A mad, audacious inspiration came to Howard, as he recalled what Agvur had told him about the control of the lighting-system. Quickly and silently he stole toward the watcher of the ball.

Again the vengeful image of the Shol stood before him, as if to drive him back; and as he neared the unsuspecting watcher, it rose in air and poised above the ball, warning the Oumni with a loud, harsh cry. The watcher turned, snatching up a heavy metal rod that lay on the floor, and leapt to meet Howard, raising his weapon for a ferocious blow.

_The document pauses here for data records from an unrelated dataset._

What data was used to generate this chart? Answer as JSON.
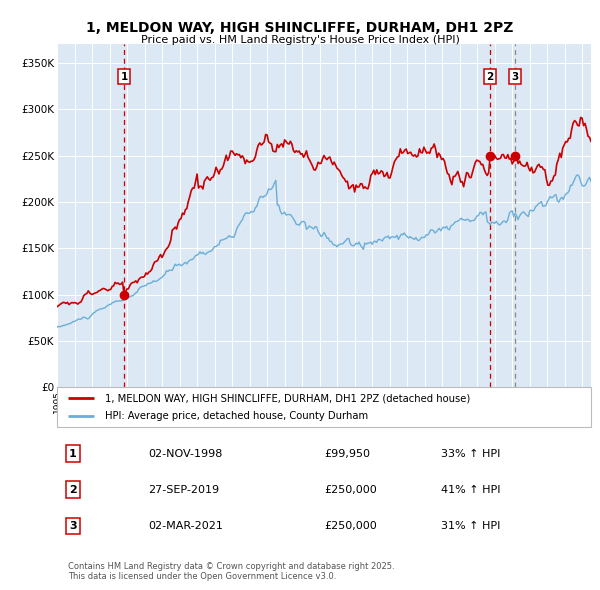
{
  "title_line1": "1, MELDON WAY, HIGH SHINCLIFFE, DURHAM, DH1 2PZ",
  "title_line2": "Price paid vs. HM Land Registry's House Price Index (HPI)",
  "bg_color": "#dce9f5",
  "red_line_label": "1, MELDON WAY, HIGH SHINCLIFFE, DURHAM, DH1 2PZ (detached house)",
  "blue_line_label": "HPI: Average price, detached house, County Durham",
  "transactions": [
    {
      "num": 1,
      "date": "02-NOV-1998",
      "price": 99950,
      "hpi_pct": "33% ↑ HPI",
      "year": 1998.83
    },
    {
      "num": 2,
      "date": "27-SEP-2019",
      "price": 250000,
      "hpi_pct": "41% ↑ HPI",
      "year": 2019.74
    },
    {
      "num": 3,
      "date": "02-MAR-2021",
      "price": 250000,
      "hpi_pct": "31% ↑ HPI",
      "year": 2021.17
    }
  ],
  "vline1_year": 1998.83,
  "vline2_year": 2019.74,
  "vline3_year": 2021.17,
  "ylim": [
    0,
    370000
  ],
  "xlim_start": 1995.0,
  "xlim_end": 2025.5,
  "yticks": [
    0,
    50000,
    100000,
    150000,
    200000,
    250000,
    300000,
    350000
  ],
  "ytick_labels": [
    "£0",
    "£50K",
    "£100K",
    "£150K",
    "£200K",
    "£250K",
    "£300K",
    "£350K"
  ],
  "footer_text": "Contains HM Land Registry data © Crown copyright and database right 2025.\nThis data is licensed under the Open Government Licence v3.0.",
  "red_color": "#cc0000",
  "blue_color": "#6baed6",
  "vline_red_color": "#cc0000",
  "vline_gray_color": "#888888",
  "title_fontsize": 10,
  "subtitle_fontsize": 8
}
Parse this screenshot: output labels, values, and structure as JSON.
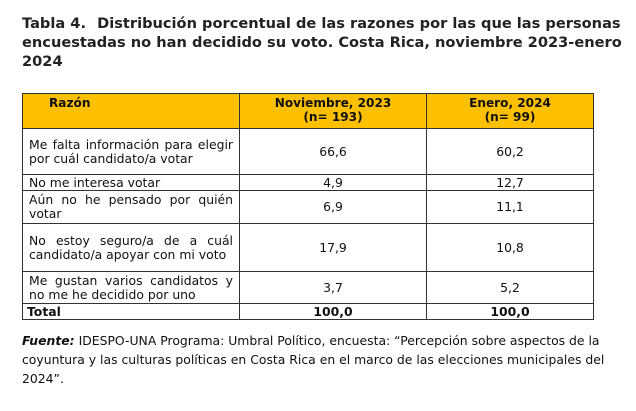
{
  "title": {
    "number": "Tabla 4.",
    "text": "Distribución porcentual de las razones por las que las personas encuestadas no han decidido su voto. Costa Rica, noviembre 2023-enero 2024"
  },
  "table": {
    "headers": {
      "reason": "Razón",
      "nov_line1": "Noviembre, 2023",
      "nov_line2": "(n= 193)",
      "jan_line1": "Enero, 2024",
      "jan_line2": "(n= 99)"
    },
    "rows": [
      {
        "reason": "Me falta información para elegir por cuál candidato/a votar",
        "nov": "66,6",
        "jan": "60,2"
      },
      {
        "reason": "No me interesa votar",
        "nov": "4,9",
        "jan": "12,7"
      },
      {
        "reason": "Aún no he pensado por quién votar",
        "nov": "6,9",
        "jan": "11,1"
      },
      {
        "reason": "No estoy seguro/a de a cuál candidato/a apoyar con mi voto",
        "nov": "17,9",
        "jan": "10,8"
      },
      {
        "reason": "Me gustan varios candidatos y no me he decidido por uno",
        "nov": "3,7",
        "jan": "5,2"
      }
    ],
    "total": {
      "label": "Total",
      "nov": "100,0",
      "jan": "100,0"
    }
  },
  "source": {
    "label": "Fuente:",
    "text": "IDESPO-UNA Programa: Umbral Político, encuesta: “Percepción sobre aspectos de la coyuntura y las culturas políticas en Costa Rica en el marco de las elecciones municipales del 2024”."
  }
}
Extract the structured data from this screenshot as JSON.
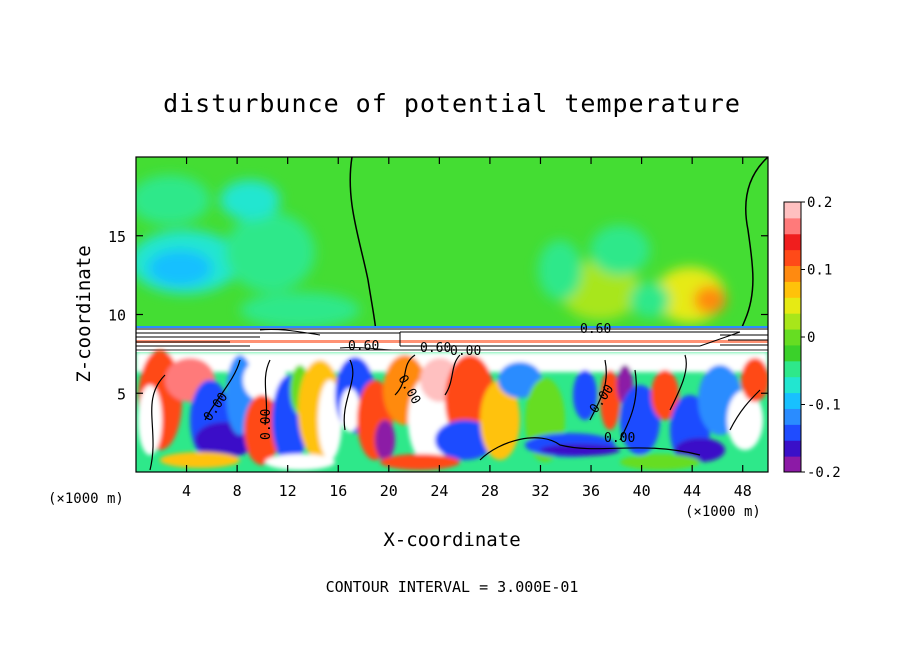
{
  "chart_data": {
    "type": "heatmap",
    "title": "disturbunce of potential temperature",
    "xlabel": "X-coordinate",
    "ylabel": "Z-coordinate",
    "x_unit_label": "(×1000 m)",
    "y_unit_label": "(×1000 m)",
    "xlim": [
      0,
      50
    ],
    "ylim": [
      0,
      20
    ],
    "x_ticks": [
      "4",
      "8",
      "12",
      "16",
      "20",
      "24",
      "28",
      "32",
      "36",
      "40",
      "44",
      "48"
    ],
    "x_tick_values": [
      4,
      8,
      12,
      16,
      20,
      24,
      28,
      32,
      36,
      40,
      44,
      48
    ],
    "y_ticks": [
      "5",
      "10",
      "15"
    ],
    "y_tick_values": [
      5,
      10,
      15
    ],
    "colorbar": {
      "range": [
        -0.2,
        0.2
      ],
      "tick_labels": [
        "0.2",
        "0.1",
        "0",
        "-0.1",
        "-0.2"
      ],
      "tick_values": [
        0.2,
        0.1,
        0,
        -0.1,
        -0.2
      ],
      "colors": [
        "#8c1aa6",
        "#3a10c8",
        "#1f4cff",
        "#2a8cff",
        "#18c0ff",
        "#22e6d0",
        "#2ee88a",
        "#3ad12a",
        "#66dd22",
        "#a8e61a",
        "#e6ea14",
        "#ffc20a",
        "#ff8a10",
        "#ff4a18",
        "#f01e1e",
        "#ff7a7a",
        "#ffc0c0"
      ]
    },
    "contour_labels": [
      "0.60",
      "0.60",
      "0.60",
      "0.00",
      "0.00",
      "0.00",
      "0.00",
      "0.00",
      "0.00"
    ],
    "footer": "CONTOUR INTERVAL = 3.000E-01"
  }
}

Before the rod could descend, the earth-man’s fist had caught the Mercutian full in the face, driving him back upon the slanting dial of regulative levers beside the pivot-mounted ball. There was a shivering crash as he fell among the curving crystalline rods; and at the same instant, utter overwhelming darkness rushed upon the room and blotted out the banks of gleaming mechanism, the fallen Oumni, and the phantom of Shol.

IV

S
tanding uncertain and bewildered, the earth-man heard a low moaning from the injured Mercutian, and a loud wail of consternation from the corridor without, where the two groups of his pursuers had found themselves overtaken by darkness. The wailing ceased abruptly; and except for the moaning near at hand, which still went on, there was absolute silence. Howard realized that he no longer heard the mutter of the strange engines in the furnace-room. Doubtless their operation had in some manner been connected with the lighting system, and had ceased with darkness.

Howard still retained the suit of
mouffa
. Groping about, he found the metal rod that had dropped from the hand of the watcher. It would make a highly serviceable weapon. Grasping it firmly, he started in what he surmised to be the direction of the door. He went slowly and cautiously, knowing that his pursuers would have gathered to await him, or might even be creeping toward him.